L’altra metà della Repubblica

Adele Bei, Teresa Mattei, Elena Pollastrini, ma anche Maria Federici, Angiola Minella. Sono i nomi di alcune delle 21 donne che parteciparono all’Assemblea costituente del 1946, quella che scrisse la Costituzione italiana. Donne che hanno lasciato il segno nelle istituzioni del nostro Paese ma delle quali tuttavia pochi si ricordano. Come avviene anche per le sindache che vennero elette nelle amministrative 1946.

Il motivo lo ha spiegato Laura Boldrini (nella foto) durante l’inaugurazione, lo scorso 14 luglio, della “Sala delle donne” a Montecitorio. «Le donne nelle istituzioni – ha detto Boldrini – sono entrate nel ’46, ma se oggi chiedi a una ragazza di queste donne probabilmente avrà problemi a fare qualche nome. E questo perché le istituzioni non hanno dato il giusto rilievo a queste donne. A Montecitorio c’è un corridoio con i busti di uomini delle istituzioni, non ce ne sono di donne, non c’è traccia. Così ho pensato che bisognava compensare».

E per compensare Boldrini ha pensato di dedicare loro una sala, o meglio un’anticamera (che poi ci montiamo la testa): l’anticamera della Sala della regina di Montecitorio. Qui sono esposti i ritratti delle 21 costituenti, delle prime dieci sindache elette nel ’46, della prima presidente della Camera, Nilde Iotti, della prima ministra, Tina Anselmi, e delle prima presidente di regione, Anna Nenna D’Antonio.

La quarta parete è invece occupata da alcuni specchi che indicano le cariche istituzionali che le donne non sono ancora riuscite a occupare: presidente della Repubblica, presidente del Senato e presidente del Consiglio. Sotto di loro la scritta: “Potresti essere tu la prima”. «Così – ha spiegato Boldrini – ogni ragazza, specchiandosi, può immaginare la carica alla quale potrebbe ambire: se studiano e si impegnano nulla impedisce loro di arrivare ai vertici delle istituzioni».

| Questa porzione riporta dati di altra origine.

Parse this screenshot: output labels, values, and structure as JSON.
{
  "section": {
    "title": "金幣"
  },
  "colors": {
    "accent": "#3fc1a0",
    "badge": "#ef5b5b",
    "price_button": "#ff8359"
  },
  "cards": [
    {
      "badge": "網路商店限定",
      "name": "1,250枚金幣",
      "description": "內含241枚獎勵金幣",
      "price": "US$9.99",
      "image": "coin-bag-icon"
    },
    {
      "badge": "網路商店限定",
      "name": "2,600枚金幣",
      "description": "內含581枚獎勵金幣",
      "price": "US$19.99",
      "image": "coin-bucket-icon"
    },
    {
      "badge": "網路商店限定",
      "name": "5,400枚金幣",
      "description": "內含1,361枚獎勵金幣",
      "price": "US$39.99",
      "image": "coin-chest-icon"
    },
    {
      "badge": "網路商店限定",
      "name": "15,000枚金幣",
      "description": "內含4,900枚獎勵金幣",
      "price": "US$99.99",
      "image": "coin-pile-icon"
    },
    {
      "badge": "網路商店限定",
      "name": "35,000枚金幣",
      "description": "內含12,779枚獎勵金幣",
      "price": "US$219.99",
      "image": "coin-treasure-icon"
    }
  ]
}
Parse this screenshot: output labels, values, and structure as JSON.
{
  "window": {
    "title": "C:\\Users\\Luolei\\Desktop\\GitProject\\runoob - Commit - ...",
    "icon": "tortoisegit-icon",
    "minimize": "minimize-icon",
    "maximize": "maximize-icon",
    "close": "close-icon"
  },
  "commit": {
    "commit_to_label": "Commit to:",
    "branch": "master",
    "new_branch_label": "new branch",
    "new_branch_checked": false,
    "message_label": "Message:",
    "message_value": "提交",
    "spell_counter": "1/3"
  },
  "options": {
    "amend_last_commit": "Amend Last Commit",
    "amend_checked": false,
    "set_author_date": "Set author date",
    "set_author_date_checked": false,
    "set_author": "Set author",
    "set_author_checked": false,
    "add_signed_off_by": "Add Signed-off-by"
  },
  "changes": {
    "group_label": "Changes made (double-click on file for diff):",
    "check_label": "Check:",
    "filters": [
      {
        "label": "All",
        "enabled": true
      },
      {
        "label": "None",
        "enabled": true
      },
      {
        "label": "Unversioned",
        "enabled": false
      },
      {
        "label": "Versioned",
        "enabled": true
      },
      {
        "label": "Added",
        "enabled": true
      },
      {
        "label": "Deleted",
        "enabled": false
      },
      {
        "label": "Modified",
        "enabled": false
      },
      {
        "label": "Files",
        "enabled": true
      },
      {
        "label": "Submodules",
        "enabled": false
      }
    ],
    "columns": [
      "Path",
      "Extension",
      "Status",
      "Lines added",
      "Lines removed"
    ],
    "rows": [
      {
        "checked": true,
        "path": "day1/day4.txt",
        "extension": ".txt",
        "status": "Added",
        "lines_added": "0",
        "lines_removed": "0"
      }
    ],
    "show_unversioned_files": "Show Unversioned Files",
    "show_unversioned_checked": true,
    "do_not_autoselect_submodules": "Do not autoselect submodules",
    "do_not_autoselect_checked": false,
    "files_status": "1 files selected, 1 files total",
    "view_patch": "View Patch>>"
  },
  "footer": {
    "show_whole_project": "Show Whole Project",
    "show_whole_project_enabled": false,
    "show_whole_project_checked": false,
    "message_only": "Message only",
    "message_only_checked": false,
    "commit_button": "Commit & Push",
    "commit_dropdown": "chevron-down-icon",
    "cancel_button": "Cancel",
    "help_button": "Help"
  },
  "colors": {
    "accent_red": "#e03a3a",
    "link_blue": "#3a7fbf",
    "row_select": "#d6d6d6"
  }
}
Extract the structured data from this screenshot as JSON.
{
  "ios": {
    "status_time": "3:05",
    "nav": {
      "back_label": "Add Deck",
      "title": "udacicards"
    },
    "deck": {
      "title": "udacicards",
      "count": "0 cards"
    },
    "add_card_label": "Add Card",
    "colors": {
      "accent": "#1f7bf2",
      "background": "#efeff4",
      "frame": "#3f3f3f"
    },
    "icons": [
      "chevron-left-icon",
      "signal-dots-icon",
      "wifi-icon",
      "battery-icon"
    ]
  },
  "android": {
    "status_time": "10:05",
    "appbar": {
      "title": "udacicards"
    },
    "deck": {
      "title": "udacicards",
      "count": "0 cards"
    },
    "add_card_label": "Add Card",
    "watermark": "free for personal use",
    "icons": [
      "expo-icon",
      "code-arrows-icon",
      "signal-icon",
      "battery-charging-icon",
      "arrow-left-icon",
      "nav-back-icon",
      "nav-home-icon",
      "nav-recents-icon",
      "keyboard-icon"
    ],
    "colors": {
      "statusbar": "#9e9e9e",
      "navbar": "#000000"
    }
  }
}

La decisione della presidente della Camera, bollata da alcuni illuminati commentatori come “la solita crociata”, è un’azione che punta non solo a creare una cultura nuova che riconosce il lavoro delle donne, ma anche a valorizzare e conservare la storia del nostro Paese. Una storia che merita di essere raccontata per intero. Senza dimenticare, almeno questa volta, l’altra metà delle pagine.